Image_1_“You Have Reached Your Destination”: A Single Trial EEG Classification Study.JPEG

Studies have established that it is possible to differentiate between the brain's responses to observing correct and incorrect movements in navigation tasks. Furthermore, these classifications can be used as feedback for a learning-based BCI, to allow real or virtual robots to find quasi-optimal routes to a target. However, when navigating it is important not only to know we are moving in the right direction toward a target, but also to know when we have reached it. We asked participants to observe a virtual robot performing a 1-dimensional navigation task. We recorded EEG and then performed neurophysiological analysis on the responses to two classes of correct movements: those that moved closer to the target but did not reach it, and those that did reach the target. Further, we used a stepwise linear classifier on time-domain features to differentiate the classes on a single-trial basis.
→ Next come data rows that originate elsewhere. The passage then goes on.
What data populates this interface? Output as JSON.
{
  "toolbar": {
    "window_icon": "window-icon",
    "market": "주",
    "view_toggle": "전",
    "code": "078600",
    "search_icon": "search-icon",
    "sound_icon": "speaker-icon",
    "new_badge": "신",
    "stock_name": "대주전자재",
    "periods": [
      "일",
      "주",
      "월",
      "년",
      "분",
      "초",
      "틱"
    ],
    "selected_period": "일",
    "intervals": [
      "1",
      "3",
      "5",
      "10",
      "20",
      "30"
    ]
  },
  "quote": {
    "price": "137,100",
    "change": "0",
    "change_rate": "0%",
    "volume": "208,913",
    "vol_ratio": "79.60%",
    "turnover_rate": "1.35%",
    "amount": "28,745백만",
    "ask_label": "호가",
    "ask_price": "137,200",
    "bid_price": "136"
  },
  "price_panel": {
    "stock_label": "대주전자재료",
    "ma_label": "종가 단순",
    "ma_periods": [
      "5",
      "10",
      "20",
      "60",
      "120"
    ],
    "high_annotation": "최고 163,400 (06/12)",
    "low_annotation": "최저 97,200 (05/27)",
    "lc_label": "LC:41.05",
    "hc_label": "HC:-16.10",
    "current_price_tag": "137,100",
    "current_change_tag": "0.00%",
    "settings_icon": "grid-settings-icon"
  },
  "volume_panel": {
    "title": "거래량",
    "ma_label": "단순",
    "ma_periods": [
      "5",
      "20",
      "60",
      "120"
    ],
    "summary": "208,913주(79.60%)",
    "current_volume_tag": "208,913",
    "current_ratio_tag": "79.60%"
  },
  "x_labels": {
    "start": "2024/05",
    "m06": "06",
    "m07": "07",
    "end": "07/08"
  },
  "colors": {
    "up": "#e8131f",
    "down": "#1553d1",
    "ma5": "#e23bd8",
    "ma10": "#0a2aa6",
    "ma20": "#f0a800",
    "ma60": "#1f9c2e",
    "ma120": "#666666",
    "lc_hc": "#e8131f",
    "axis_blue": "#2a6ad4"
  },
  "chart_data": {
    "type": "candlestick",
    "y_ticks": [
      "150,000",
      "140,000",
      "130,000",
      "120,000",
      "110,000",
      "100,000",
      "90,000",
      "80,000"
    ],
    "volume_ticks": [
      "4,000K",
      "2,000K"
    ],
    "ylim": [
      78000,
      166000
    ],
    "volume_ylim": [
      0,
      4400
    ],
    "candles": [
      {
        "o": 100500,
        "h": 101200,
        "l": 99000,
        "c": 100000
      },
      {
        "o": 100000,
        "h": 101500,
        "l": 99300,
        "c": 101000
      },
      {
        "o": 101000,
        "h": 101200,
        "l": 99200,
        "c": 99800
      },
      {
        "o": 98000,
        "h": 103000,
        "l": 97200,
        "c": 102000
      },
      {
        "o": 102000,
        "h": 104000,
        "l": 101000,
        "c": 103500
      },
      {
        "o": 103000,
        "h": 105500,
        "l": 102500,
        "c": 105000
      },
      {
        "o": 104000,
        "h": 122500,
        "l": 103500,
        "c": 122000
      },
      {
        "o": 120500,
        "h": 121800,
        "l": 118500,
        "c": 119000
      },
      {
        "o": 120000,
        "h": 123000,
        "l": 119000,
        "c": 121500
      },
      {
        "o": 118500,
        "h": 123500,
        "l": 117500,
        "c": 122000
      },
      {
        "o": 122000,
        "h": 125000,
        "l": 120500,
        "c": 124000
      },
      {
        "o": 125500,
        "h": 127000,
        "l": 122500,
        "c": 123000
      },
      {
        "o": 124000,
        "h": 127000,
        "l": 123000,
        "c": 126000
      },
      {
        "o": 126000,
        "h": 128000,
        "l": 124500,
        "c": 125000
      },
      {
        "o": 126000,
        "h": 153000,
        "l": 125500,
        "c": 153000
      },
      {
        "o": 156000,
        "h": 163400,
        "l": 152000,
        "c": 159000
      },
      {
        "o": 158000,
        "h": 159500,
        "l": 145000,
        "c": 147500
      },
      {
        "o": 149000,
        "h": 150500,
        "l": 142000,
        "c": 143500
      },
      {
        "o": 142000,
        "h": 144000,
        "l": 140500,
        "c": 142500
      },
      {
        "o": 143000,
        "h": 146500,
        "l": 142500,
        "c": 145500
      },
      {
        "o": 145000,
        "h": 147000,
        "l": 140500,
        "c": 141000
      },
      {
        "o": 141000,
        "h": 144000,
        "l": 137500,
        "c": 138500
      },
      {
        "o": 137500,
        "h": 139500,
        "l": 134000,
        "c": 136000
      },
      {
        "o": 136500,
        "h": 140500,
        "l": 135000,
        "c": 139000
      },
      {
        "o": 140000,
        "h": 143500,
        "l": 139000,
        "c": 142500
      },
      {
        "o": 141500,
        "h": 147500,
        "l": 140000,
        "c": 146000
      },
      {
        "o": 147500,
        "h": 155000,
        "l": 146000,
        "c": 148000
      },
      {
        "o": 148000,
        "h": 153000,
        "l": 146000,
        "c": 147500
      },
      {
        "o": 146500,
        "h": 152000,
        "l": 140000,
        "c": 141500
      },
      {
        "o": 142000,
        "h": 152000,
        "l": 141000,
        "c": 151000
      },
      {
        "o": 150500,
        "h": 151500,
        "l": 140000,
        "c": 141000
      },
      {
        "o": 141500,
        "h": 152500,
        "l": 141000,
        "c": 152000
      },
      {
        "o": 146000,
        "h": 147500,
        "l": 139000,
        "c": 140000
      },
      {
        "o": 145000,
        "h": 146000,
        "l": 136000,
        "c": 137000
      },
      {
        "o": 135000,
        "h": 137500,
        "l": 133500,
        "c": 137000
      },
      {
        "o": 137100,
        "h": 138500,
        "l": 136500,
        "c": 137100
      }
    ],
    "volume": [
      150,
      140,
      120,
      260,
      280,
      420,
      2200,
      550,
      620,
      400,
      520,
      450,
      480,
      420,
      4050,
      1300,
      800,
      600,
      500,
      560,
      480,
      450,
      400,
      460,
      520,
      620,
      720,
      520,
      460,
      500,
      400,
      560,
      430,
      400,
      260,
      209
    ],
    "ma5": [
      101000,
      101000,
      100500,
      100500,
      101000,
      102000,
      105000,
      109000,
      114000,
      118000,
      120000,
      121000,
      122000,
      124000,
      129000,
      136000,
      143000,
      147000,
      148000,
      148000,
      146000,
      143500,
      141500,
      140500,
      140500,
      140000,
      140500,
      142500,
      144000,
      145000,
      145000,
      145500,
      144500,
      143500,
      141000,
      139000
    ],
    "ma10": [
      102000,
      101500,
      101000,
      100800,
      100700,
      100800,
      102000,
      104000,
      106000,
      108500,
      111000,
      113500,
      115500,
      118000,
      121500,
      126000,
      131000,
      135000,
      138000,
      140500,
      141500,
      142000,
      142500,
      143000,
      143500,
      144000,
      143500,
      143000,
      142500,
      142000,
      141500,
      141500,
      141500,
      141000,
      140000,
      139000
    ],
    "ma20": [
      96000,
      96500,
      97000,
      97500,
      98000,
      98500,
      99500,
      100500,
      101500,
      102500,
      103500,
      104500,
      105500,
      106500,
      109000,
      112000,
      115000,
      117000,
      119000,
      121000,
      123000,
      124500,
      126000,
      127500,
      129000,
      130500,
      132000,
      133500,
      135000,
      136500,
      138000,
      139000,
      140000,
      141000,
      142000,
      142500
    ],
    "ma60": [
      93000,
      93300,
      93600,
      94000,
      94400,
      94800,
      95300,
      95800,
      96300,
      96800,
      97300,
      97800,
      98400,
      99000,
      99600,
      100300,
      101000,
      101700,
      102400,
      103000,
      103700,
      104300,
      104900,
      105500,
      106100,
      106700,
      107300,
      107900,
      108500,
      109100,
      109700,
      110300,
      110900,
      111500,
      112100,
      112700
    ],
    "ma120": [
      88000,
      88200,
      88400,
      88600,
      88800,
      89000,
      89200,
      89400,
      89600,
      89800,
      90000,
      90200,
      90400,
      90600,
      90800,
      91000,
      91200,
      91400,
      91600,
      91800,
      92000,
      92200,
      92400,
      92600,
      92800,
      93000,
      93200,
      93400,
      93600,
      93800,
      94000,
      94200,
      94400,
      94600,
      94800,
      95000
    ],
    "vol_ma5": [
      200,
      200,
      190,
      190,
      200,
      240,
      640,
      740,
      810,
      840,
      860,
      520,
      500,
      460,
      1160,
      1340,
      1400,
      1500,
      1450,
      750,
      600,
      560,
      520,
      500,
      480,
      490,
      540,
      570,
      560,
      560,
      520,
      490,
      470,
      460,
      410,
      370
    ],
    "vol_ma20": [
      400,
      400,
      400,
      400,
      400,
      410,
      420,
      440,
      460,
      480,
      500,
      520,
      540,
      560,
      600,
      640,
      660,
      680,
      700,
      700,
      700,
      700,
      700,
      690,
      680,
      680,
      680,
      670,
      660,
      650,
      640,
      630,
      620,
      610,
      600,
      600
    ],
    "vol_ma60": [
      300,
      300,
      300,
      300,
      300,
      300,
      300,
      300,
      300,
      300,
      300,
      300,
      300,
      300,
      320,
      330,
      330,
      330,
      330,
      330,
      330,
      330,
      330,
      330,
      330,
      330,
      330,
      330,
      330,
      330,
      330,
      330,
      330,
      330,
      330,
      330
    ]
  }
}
A second data set was also used to further test this single-trial classification. We found that the amplitude of the P300 was significantly greater in cases where the movement reached the target. Interestingly, we were able to classify the EEG signals evoked when observing the two classes of correct movements against each other with mean overall accuracy of 66.5 and 68.0% for the two data sets, with greater than chance levels of accuracy achieved for all participants. As a proof of concept, we have shown that it is possible to classify the EEG responses in observing these different correct movements against each other using single-trial EEG. This could be used as part of a learning-based BCI and opens a new door toward a more autonomous BCI navigation system.